The Observer followed up with Amazon on Tang’s letter. An Amazon spokesperson refused to answer specific questions about the case but insisted the company does not “tolerate violations of our supply chain standards.”
“We regularly assess suppliers, using independent auditors as appropriate, to monitor continued compliance and improvement,” the spokesperson said. “If we find violations, we take appropriate steps, including requesting immediate corrective action.”
CLW director Li Qiang told the Observer he also wrote to Bezos urging him to help Tang but received no response from either Bezos or Amazon.

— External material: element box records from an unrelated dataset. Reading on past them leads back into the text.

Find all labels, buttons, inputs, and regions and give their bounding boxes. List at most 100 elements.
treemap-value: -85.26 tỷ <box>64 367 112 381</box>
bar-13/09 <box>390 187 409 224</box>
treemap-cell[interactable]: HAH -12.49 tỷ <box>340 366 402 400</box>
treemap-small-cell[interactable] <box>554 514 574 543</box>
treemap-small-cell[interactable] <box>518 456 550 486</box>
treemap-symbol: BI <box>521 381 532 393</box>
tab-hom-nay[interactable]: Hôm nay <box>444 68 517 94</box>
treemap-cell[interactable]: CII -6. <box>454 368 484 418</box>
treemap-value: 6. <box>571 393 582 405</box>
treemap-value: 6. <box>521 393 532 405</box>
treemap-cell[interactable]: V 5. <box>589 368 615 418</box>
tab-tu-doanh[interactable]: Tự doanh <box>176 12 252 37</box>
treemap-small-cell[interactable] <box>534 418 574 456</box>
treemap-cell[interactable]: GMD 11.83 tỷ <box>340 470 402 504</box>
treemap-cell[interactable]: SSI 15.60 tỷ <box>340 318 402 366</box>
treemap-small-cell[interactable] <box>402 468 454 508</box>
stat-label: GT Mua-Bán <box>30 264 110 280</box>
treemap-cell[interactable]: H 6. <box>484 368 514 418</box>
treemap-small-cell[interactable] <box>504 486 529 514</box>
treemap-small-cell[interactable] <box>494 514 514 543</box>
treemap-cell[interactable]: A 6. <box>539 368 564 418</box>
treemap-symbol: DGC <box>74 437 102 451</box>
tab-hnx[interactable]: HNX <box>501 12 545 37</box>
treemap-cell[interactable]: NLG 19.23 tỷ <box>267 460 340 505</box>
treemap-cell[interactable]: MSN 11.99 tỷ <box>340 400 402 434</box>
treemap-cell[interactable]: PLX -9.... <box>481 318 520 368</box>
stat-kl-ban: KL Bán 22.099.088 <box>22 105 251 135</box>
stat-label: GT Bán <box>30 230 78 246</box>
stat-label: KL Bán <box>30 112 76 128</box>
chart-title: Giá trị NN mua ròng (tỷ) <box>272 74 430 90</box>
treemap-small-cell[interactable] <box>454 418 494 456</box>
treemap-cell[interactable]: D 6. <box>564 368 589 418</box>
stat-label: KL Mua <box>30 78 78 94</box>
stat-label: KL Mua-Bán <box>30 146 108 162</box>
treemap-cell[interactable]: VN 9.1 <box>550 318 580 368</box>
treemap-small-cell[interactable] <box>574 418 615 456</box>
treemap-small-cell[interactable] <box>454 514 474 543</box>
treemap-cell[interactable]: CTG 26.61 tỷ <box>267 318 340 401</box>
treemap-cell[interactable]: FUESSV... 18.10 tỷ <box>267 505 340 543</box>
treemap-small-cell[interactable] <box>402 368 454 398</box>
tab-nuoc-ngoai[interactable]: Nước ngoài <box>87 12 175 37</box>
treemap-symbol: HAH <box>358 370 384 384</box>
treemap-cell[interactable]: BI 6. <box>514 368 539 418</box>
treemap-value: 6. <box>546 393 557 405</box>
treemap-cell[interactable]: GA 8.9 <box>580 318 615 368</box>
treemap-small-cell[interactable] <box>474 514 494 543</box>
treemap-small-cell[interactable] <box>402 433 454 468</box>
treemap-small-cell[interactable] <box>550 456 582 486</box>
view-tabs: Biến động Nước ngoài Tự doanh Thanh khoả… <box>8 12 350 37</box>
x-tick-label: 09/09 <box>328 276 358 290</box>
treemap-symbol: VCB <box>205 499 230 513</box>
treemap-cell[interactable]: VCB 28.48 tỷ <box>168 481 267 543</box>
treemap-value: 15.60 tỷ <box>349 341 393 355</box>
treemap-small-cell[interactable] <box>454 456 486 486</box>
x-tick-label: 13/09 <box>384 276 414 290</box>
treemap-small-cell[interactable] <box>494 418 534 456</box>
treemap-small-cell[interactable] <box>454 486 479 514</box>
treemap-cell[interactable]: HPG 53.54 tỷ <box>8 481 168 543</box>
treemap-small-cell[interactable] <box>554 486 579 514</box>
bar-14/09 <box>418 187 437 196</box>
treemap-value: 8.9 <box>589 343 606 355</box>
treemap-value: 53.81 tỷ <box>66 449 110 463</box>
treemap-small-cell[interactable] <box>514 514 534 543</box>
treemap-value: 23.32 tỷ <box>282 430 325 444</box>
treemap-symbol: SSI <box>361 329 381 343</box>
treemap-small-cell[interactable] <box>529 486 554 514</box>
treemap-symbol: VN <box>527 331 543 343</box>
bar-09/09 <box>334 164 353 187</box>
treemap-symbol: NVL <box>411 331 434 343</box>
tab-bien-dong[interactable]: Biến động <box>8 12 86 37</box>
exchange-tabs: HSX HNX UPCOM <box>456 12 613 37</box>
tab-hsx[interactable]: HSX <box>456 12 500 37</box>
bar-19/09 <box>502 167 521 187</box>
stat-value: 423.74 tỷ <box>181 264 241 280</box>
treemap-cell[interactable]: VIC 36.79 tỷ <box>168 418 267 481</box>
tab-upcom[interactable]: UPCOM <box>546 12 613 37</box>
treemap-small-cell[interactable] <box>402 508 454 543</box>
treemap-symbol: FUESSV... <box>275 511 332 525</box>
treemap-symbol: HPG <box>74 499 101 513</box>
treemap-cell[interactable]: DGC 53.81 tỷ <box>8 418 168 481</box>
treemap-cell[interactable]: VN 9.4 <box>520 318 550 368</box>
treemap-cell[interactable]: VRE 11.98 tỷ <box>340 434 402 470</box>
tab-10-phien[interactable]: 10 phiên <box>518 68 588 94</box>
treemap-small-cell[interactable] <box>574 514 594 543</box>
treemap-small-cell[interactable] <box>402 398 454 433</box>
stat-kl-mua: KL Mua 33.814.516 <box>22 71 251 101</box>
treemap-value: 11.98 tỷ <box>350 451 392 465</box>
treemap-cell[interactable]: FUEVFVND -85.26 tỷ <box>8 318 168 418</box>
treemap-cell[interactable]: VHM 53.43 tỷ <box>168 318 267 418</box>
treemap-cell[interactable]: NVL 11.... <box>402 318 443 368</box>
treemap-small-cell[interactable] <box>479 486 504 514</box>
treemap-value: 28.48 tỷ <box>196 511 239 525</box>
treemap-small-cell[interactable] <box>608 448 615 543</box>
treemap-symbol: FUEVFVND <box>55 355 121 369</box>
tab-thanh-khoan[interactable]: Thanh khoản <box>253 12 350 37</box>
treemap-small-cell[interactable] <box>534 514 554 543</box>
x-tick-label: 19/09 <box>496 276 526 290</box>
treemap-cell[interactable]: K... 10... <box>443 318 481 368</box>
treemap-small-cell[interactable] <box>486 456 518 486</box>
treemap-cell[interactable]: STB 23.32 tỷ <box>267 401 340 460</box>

“CLW believes that Amazon has the responsibility to call for China to free this innocent volunteer, who provided the evidence of labor violations in an Amazon supplier factory and thank him for helping improving workers’ conditions. All he did was report violations of workers’ rights in an Amazon supplier factory. He did not commit any illegal acts,” Li argued.
“It is unacceptable and unfair that Tang Mingfang is serving jail time for trying to help Amazon improve the labor conditions in its supplier factory,” he declared.